I think that from a user perspective, a character is something you can iterate on. Press left on a keyboard and a cursor moves by one character. Sounds easy. Let's begin!

– Does A a character?
– Sure!
– Does Á a charter?
– Sure is!
– Does fi a character?
– Nope! It's two characters.
– Wrong! It's a ligature and therefore a single character (can depend on a font).
– Does => a character?
– No?
– It can be! Depending on a font.
– Does 😃 a character?
– Sure.
– Does क्षि a character?
– Hm...
– It is!
– Does द्ध्र्य a character?
– Again?!
– Yes! And it is.
– Does ȧ̶̻̫̍̽̔ a character?
– Wut?!
– It is! And it's called Zalgo.

A modern text layout is a ridiculously complicated topic. It includes Unicode, TrueType fonts, shaping and many more. But all we care for now is just the definition of a character.

In modern typography, all characters above are called grapheme clusters. This is what a character is from a computer perspective. And what SVG uses as well.

A grapheme cluster is not a Unicode code point (like UTF-32), but rather a collection of code points. And to get grapheme clusters from a string we would have to pass it, along with a font, to a shaper.


Ok, so an SVG character is a grapheme cluster. Needs some time to wrap your head around and study modern typography, but looks simple enough. Wrong!

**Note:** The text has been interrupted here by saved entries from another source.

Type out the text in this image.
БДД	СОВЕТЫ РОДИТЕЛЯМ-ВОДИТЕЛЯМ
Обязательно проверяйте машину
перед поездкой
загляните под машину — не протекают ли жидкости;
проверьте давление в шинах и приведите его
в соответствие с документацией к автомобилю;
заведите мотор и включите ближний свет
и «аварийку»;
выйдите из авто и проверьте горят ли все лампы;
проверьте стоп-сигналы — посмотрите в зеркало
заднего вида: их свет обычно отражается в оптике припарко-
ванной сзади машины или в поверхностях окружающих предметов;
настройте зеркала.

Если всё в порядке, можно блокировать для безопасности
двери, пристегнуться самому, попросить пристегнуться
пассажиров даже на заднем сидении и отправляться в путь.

First, SVG 1.1 doesn't actually define what a character is. Seriously. If you open the spec there are no mentions of it.
Luckily, SVG 2 fixed this and provided us with a definition of... two kinds of characters?! What?!
Welcome to the world of SVG!

In SVG 2 we have an addressable character aka UTF-16 code point and a typographic character aka an extended grapheme cluster (but not really).
To quote the spec:

Text Segmentation defines a unit called the grapheme cluster which approximates the typographic character. A UA must use the extended grapheme cluster (not legacy grapheme cluster), as defined in UAX29, as the basis for its typographic character unit. However, the UA should tailor the definitions as required by typographic tradition since the default rules are not always appropriate or ideal — and is expected to tailor them differently depending on the operation as needed.

If someone knows what this mean in a human language - please let me know.

In short, all the above simply means that x, y, dx, dy and rotate attributes operate on addressable characters and everything else works with typographic characters.

Weirdly enough, characters placement along the path (in the case of textPath) is done using typographic and not addressable characters. While technically this is still a positioning phase.